Zurück zur Versorgungssicherheit. Bei 92,5 Gigawatt installierter Leistung konventioneller Kraftwerke und einem durchschnittlichen Verbrauch von – sagen wir ruhig 80 Gigawatt, wird klar, dass Deutschland auch ohne die Erneuerbaren mehr Strom produziert bzw. produzieren kann, als es selbst verbraucht. Und diesen Überschuss exportieren wir, und zwar seit 2006 jedes Jahr mehr. So importiert Frankreich mehr Strom aus Deutschland als umgekehrt! Und Frankreich ist nicht das einzige Land, aus dem Deutschland Strom importiert. Dazu gehören u.a. Dänemark und Norwegen mit einem erheblichen Anteil Erneuerbarer Energien am Strommix. Das widerlegt damit auch die These, dass ja der Importstrom überwiegend aus Atomkraft und Kohle käme. Aber die vielschichtigen Ex- und Importe zeigen auch, dass das europäische Verbundnetz gut funktioniert. Denn Überkapazitäten werden in andere Länder abgegeben, die wiederum eigene Kapazitäten nicht ausschöpfen. Blackouts sind daher aufgrund der vorhandenen Kapazitäten nicht zu befürchten. Technische Probleme können eher die Ursache für Stromausfälle sein.
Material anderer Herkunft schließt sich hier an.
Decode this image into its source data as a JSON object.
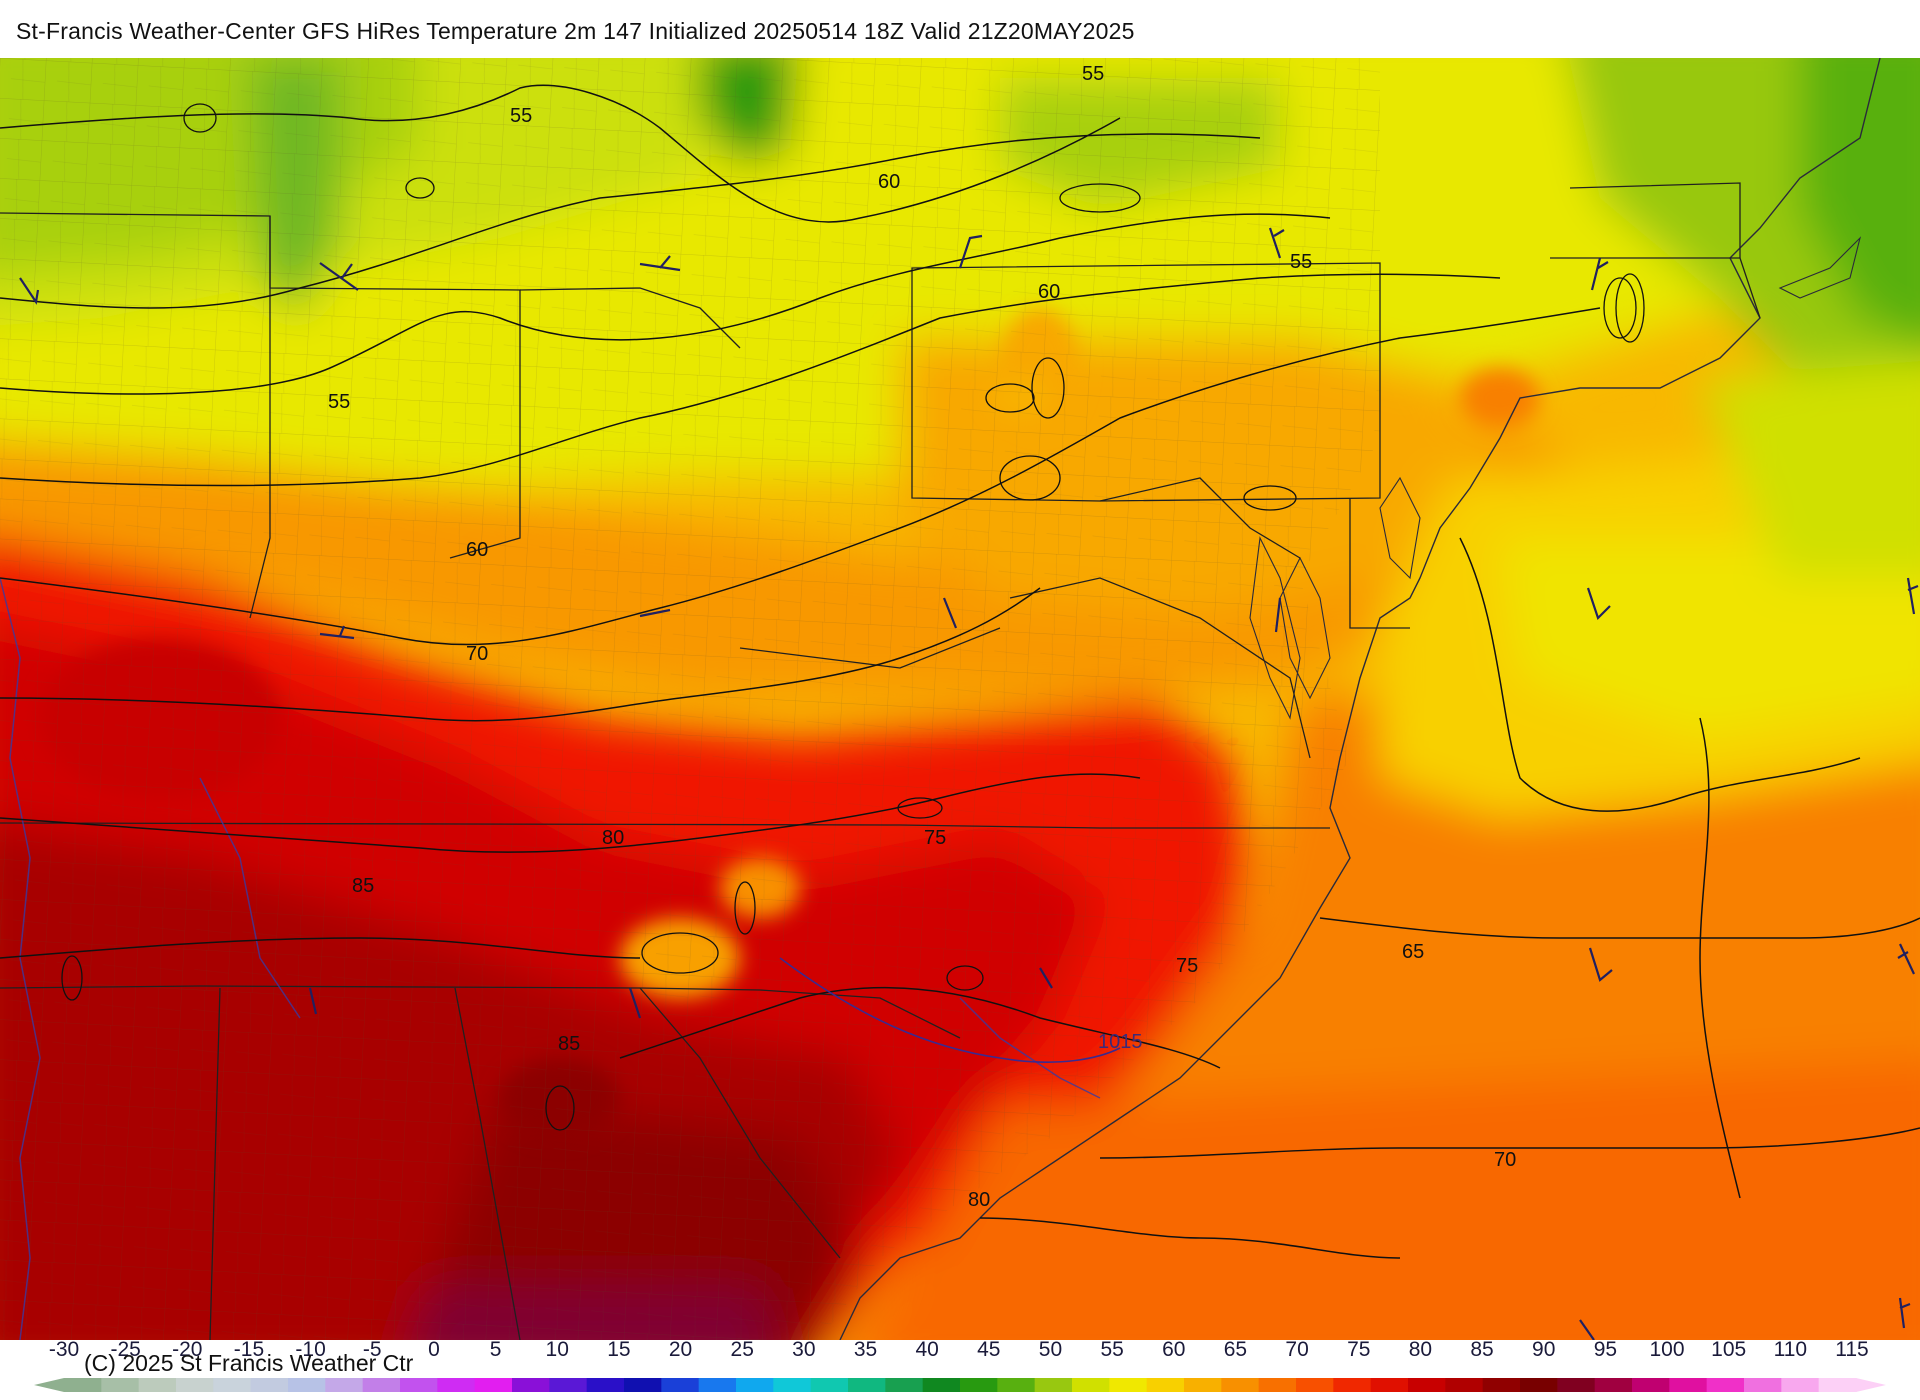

Dann steht ja noch die Frage im Raum, was mit der Versorgungssicherheit ist, wenn wir aufgrund des Ausstiegs aus der Kohleverstromung Kraftwerksleistungen verlieren und woher eigentlich die Grundlast kommen soll. Das vorweg: Es gibt keine Alternative zum Ausstieg aus der klimaschädlichen Verstromung fossiler Kohle, wenn wir nicht riskieren wollen, dass durch die Folgen der Klimaveränderungen die Sicherung der Lebensgrundlagen der Menschheit aufs Spiel gesetzt werden. Das klingt abstrakt, ist es aber nicht, wie die zunehmenden Extremwetterereignisse, u.a. im vergangenen Sommer, belegen. Das hat mit Ideologie nichts zu tun! Aber mit Fakten wird ja mitunter eher gefremdelt. Abgesehen davon, dass zumindest Erdgas derzeit als Brückentechnologie zur Grundlastfähigkeit beiträgt, sind auch Erneuerbare Energien dazu in der Lage. Das Fraunhofer-Institut für Windenergie und Systemtechnik hat in einer Studie gezeigt, dass Offshore-Windenergie „Kraftwerkseigenschaften“ habe. Das heißt, ähnlich wie konventionelle Kraftwerke haben sie die Fähigkeit, konstante Leistungen zu erzielen. Sie sind zugleich in der Lage, bei kurzfristigen Schwankungen einzuspringen. Auch Biogasanlagen sind eine verlässliche Quelle für erneuerbaren Strom und insbesondere dann auch nachhaltig, wenn sie mit Gärresten und andere Reststoffen aus der Landwirtschaft betrieben werden.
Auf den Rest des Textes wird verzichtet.